Reducing Black Maternal Mortality During Pregnancy and Postpartum

Black women are three times more likely to die of pregnancy related causes than white women.¹

What Factors Affect Black Maternal Mortality Rates?

April 11-17 is black maternal health week. It’s an inadequate window of time where there is an acute lens focused on the healthcare disparities that black women experience during pregnancy and postpartum.

Black women are three times more likely to die from pregnancy related causes. Why?

The reasons are multi-faceted. Not least of all is the structural (institutional) racism that continues to exist in the United States, which blocks women of color from access to quality perinatal care (healthcare before, during and after pregnancy).

Black and brown women often face cost-related barriers to receiving healthcare services. This can translate into diagnosis at later stages of a disease process (often leading to death), seeking ER care for problems that are treatable in the primary care setting and being less likely to receive preventative care, like a flu shot.

Implicit bias also exists within the healthcare system itself, which impacts how healthcare providers evaluate and treat women of color during the healthcare delivery process.¹ For example, healthcare professionals may dismiss symptoms and complaints of pain or discomfort due to associations made outside their conscious awareness, based on a person’s race or gender.

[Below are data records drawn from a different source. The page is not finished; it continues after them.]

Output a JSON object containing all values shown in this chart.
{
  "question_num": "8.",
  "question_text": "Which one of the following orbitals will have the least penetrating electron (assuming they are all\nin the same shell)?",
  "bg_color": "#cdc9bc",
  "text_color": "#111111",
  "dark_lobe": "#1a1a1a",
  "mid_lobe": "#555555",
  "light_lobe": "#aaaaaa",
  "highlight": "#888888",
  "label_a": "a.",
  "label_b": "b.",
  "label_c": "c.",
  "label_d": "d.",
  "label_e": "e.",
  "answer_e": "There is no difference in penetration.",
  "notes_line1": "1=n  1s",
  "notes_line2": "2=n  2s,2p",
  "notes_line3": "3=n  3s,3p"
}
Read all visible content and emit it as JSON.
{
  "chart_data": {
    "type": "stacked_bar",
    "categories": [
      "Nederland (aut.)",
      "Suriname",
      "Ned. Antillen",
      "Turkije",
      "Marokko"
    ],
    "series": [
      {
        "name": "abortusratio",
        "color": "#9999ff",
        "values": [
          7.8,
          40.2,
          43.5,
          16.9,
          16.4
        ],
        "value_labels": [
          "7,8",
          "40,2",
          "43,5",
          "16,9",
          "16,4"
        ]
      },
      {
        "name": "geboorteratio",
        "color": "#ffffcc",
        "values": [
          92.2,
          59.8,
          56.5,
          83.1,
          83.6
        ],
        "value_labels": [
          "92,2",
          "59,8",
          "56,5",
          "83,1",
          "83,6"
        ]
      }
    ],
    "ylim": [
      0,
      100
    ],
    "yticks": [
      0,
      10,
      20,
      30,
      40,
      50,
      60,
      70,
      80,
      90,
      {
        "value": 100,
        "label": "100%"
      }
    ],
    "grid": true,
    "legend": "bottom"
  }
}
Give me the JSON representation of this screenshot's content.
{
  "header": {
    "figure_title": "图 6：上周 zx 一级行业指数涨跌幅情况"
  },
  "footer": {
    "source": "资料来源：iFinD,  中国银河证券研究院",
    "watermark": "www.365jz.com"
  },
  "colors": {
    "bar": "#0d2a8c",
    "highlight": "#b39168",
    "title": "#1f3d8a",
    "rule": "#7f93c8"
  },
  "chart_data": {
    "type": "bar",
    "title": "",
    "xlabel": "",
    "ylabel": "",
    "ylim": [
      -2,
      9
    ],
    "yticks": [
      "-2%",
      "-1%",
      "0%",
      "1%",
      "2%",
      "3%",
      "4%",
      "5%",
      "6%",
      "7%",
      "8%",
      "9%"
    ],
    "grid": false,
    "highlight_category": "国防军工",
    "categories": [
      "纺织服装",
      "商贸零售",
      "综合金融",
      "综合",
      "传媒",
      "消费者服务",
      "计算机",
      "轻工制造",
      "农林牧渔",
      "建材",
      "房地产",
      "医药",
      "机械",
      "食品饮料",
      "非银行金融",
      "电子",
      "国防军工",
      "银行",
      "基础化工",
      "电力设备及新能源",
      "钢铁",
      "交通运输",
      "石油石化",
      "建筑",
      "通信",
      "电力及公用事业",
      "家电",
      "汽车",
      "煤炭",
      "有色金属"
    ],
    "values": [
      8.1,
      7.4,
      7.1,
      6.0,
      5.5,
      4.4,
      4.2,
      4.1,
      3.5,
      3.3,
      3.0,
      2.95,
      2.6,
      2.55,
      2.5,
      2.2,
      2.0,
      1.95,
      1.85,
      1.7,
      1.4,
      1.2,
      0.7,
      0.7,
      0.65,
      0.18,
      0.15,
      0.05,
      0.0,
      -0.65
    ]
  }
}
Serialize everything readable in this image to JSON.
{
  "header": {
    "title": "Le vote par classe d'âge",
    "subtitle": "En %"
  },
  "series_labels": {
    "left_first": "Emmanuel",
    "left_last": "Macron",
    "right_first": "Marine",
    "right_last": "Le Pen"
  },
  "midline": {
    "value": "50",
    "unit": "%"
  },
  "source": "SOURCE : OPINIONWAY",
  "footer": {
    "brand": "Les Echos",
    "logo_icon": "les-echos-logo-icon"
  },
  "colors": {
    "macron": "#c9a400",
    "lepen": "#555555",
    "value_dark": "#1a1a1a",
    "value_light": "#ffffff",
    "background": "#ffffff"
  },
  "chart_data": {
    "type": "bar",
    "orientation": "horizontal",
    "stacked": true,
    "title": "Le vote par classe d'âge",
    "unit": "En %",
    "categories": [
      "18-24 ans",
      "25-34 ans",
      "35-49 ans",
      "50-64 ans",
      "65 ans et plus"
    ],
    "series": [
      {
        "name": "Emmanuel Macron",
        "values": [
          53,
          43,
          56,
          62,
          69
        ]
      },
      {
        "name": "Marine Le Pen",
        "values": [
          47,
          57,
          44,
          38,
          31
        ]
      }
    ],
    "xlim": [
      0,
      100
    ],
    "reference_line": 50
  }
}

The other aspect affecting black maternal mortality (death) is the prevalence of underlying health conditions in black women during pregnancy and postpartum, such as diabetes, high blood pressure, heart disease and obesity, which is treatable at early stages.¹

How Can Women of Color Access Quality Care?

There are political initiatives that are significant to the access of quality care, such as the expansion of Medicaid. This initiative would help cover gaps in care from 60 days to 12 months postpartum, which is the period of time that black and brown mothers are at greatest risk of postpartum complications.

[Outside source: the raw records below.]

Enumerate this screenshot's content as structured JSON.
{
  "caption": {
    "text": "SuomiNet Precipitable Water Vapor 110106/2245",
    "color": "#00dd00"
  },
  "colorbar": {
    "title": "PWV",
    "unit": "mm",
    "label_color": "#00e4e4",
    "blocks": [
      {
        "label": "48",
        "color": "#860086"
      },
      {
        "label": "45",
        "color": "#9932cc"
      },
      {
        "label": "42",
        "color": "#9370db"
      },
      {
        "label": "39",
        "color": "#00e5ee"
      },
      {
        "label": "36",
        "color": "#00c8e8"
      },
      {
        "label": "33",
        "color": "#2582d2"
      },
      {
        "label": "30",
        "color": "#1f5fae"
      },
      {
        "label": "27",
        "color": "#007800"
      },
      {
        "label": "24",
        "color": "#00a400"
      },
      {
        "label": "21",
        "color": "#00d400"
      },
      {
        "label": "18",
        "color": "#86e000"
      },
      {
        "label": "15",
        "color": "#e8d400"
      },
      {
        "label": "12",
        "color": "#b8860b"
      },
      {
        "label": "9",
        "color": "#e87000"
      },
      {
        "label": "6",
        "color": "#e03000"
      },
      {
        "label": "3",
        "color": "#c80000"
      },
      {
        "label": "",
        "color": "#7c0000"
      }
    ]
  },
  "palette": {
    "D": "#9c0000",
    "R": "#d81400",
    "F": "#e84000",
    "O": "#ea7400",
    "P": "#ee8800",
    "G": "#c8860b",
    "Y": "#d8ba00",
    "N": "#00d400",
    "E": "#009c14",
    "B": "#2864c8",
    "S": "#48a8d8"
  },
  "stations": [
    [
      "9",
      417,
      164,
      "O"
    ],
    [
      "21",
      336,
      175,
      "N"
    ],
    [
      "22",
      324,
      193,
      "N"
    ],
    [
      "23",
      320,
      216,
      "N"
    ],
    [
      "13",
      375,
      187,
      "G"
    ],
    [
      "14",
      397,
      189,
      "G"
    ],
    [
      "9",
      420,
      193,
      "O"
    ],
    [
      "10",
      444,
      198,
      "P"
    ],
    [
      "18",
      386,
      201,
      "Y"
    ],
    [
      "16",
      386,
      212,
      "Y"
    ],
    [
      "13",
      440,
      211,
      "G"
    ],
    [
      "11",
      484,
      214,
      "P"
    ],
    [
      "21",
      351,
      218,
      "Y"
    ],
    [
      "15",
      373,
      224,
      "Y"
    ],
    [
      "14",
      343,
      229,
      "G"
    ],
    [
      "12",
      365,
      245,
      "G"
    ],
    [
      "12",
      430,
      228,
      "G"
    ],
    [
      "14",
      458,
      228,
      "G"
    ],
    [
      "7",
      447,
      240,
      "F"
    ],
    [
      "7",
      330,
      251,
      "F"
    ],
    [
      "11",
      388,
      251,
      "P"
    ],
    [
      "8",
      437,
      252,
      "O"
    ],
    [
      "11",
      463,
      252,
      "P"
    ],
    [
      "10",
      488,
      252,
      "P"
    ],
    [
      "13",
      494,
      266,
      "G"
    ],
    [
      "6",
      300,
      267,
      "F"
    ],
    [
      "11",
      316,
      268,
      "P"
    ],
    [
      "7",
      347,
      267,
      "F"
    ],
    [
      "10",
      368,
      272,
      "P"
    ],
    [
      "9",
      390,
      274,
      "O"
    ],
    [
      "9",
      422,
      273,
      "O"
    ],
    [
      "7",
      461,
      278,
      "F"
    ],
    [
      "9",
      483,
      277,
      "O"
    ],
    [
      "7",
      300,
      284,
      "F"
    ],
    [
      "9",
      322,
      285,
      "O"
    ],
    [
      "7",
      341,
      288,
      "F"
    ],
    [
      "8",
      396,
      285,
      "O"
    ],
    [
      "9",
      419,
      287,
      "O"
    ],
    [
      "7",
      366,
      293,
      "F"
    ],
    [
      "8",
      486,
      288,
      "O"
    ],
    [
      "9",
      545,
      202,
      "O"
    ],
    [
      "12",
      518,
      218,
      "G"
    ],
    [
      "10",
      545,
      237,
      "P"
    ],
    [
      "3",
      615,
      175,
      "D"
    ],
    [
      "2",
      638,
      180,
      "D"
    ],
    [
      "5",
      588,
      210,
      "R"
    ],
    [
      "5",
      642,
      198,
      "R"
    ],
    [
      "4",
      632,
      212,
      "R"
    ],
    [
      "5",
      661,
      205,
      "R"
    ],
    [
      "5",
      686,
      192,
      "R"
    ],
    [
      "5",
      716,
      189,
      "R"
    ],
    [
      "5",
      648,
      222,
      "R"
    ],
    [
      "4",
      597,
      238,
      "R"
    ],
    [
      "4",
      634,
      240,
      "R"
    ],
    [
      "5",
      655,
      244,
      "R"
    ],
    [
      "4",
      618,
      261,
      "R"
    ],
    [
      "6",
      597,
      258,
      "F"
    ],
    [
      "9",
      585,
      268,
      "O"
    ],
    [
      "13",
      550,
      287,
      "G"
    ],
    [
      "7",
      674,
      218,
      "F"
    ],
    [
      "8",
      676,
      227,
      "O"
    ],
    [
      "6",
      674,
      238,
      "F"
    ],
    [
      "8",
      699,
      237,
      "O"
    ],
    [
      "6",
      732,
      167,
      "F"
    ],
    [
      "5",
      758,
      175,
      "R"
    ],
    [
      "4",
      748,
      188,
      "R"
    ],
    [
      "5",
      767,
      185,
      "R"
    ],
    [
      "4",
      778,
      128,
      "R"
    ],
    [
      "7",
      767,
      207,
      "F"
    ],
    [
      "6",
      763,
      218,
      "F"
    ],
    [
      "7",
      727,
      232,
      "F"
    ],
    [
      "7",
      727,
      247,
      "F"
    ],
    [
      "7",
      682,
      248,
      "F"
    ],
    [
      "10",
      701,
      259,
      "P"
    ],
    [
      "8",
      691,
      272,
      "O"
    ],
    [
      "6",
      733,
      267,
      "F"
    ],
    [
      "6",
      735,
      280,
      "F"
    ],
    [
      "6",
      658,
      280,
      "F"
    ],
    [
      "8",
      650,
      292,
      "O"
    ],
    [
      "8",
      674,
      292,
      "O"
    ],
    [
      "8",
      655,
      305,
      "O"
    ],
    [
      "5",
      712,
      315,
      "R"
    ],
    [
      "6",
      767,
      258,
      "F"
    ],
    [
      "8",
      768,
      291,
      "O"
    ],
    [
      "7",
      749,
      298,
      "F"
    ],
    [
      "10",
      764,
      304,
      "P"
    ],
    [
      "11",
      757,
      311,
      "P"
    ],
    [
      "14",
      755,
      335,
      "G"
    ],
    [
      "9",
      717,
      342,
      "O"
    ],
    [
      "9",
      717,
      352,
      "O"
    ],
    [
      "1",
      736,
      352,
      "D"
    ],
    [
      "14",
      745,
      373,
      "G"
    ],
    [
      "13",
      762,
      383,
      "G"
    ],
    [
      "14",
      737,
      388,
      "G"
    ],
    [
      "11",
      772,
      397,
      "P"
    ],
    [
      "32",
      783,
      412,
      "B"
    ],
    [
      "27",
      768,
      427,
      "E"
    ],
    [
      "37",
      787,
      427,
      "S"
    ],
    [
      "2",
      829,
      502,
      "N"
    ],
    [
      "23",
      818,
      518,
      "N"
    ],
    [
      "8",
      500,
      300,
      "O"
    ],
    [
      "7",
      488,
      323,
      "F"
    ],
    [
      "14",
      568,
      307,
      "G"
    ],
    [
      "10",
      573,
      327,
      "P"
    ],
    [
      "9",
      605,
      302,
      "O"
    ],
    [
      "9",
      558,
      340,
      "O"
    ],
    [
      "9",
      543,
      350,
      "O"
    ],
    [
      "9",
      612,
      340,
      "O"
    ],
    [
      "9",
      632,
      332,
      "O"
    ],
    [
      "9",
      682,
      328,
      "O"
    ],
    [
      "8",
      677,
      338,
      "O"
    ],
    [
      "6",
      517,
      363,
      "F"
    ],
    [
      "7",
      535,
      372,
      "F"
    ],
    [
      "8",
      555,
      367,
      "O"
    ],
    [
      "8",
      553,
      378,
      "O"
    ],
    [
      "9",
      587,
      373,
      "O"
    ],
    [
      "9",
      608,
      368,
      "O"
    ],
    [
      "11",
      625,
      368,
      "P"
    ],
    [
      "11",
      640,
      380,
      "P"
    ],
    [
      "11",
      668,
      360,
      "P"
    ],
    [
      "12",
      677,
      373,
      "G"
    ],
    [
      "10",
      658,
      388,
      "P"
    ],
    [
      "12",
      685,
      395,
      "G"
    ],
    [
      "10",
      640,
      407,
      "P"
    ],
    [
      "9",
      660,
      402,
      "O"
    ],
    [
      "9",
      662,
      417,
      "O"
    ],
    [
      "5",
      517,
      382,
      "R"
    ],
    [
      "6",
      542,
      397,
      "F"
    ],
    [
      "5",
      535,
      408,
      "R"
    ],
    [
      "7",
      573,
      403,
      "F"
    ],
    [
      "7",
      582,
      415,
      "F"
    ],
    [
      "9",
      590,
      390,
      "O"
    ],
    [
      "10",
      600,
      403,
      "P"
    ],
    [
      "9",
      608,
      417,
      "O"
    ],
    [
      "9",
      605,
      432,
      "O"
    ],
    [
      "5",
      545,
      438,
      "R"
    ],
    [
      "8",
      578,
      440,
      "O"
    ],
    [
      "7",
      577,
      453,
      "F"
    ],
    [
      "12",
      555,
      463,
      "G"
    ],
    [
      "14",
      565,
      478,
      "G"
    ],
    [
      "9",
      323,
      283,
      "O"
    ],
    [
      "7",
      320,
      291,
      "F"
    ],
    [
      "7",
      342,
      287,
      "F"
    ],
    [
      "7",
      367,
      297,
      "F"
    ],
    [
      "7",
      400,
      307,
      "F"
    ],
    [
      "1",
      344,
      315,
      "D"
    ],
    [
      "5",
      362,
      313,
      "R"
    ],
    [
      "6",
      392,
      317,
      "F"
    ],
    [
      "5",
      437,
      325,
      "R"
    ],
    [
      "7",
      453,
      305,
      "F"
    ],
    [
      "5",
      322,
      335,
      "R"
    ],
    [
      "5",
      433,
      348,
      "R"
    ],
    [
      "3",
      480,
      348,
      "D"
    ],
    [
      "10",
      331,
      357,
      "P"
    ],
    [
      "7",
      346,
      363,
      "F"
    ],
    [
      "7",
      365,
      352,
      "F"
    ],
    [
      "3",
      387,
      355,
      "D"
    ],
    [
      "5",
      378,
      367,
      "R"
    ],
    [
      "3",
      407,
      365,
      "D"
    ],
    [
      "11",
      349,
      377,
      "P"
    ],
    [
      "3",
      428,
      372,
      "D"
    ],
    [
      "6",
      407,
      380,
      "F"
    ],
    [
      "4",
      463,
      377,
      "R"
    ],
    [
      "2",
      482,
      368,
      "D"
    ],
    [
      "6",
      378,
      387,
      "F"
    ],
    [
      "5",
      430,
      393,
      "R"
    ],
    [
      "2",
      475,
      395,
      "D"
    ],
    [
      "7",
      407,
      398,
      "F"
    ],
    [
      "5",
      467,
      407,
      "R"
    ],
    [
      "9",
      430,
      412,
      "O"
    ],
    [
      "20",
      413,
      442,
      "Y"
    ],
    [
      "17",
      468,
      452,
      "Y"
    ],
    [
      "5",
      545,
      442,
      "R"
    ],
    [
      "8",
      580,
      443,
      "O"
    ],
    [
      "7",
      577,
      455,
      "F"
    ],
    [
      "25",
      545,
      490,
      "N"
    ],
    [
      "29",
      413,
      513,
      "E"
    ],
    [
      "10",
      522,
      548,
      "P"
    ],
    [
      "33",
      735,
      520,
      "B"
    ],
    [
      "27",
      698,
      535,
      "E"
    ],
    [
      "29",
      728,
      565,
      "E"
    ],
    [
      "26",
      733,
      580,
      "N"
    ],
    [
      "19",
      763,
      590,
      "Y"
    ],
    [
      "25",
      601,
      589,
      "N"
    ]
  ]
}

Often, transportation issues and poverty are barriers to accessing healthcare. If this is affecting your ability to receive care, ask your healthcare provider about telehealth, which is healthcare delivery through electronic means, such as a phone or computer.

Research and connect with culturally competent healthcare providers – such as doctors, nurse practitioners, midwives, doulas, lactation consultants and therapists – who have a reputation for comprehensive, quality care for people of all races and ethnicities.  Seek out culturally competent health education content online, as well resources in your local community. Visit Mommyato to get more information.

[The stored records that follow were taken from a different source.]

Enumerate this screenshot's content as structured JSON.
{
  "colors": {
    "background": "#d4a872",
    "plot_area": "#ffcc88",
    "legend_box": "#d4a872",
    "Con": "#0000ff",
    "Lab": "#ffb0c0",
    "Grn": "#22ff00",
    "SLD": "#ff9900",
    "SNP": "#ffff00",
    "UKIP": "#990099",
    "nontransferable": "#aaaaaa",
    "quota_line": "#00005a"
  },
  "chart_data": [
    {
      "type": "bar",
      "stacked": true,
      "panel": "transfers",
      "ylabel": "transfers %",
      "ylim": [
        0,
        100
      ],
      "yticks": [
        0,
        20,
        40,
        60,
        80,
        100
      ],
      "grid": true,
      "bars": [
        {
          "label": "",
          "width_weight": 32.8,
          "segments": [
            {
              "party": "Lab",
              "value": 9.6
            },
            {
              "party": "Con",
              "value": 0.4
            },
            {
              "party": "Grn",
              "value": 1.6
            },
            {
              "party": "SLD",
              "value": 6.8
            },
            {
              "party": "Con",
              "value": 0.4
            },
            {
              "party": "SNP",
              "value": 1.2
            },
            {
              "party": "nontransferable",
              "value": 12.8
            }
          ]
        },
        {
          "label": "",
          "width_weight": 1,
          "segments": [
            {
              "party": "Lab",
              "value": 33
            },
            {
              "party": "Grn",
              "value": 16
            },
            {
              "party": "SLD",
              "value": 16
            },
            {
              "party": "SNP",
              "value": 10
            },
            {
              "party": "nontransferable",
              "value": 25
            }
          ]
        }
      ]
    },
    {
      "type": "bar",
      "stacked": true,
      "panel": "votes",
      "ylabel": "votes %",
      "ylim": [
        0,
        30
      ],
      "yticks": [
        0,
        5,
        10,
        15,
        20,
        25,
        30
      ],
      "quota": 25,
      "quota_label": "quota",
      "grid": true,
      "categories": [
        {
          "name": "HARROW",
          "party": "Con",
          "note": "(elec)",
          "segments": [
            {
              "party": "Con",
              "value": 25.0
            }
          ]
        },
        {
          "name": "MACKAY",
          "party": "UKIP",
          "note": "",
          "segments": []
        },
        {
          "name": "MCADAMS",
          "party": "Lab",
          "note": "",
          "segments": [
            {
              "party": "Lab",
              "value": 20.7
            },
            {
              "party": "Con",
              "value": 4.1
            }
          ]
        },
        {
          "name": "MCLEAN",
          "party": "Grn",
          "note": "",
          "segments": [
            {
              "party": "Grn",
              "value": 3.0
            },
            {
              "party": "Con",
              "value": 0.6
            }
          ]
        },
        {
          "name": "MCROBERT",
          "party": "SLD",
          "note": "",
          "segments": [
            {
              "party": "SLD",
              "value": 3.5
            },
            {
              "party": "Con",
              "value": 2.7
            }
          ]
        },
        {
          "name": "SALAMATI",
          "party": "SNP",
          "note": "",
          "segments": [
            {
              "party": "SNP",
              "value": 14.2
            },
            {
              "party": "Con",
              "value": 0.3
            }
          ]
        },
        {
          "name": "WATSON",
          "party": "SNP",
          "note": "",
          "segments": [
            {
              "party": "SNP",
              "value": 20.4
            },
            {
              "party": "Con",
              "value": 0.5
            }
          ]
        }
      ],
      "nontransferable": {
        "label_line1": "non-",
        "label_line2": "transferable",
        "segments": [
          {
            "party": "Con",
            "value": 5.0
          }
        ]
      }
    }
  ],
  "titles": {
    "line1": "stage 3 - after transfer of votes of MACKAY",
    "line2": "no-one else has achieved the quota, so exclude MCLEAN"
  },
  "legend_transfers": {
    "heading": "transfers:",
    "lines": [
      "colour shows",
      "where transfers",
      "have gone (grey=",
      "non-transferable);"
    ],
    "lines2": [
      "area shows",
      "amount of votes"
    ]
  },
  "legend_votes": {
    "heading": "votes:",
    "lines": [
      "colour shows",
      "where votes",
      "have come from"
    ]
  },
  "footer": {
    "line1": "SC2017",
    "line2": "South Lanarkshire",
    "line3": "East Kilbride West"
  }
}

Know the Warning Signs of Pregnancy and Postpartum Related Problems

Chronic health conditions can put pregnant and postpartum women at higher risk for complications.  Problems can arise during pregnancy and up to a year after giving birth (postpartum). Get familiar with the warning signs as timely action can save your life.

Make an appointment with your healthcare provider if you have (at any time during pregnancy or postpartum):

  • swelling of the hands, feet or face
  • shortness of breath or trouble breathing
  • heavy bleeding or bloody discharge
  • extreme fatigue.¹

If you don’t feel well, tell your healthcare provider. If you don’t feel that your healthcare provider is honoring your feelings, seek out another provider who will listen and take action to investigate further. Tell your partner or a loved one who can help advocate for you.

Two out of three pregnancy related deaths are preventable. Knowing the warning signs and seeking quality, timely care can save your life.¹ And remember, HEALTH IS A  RIGHT, not a privilege.


  1. Centers for Disease Control (CDC). April 9, 2021. Working together to reduce black maternal mortality.
  2. National Institutes of Health (NOH). August 12, 2021. NIH-funded study highlights stark disparities in maternal deaths.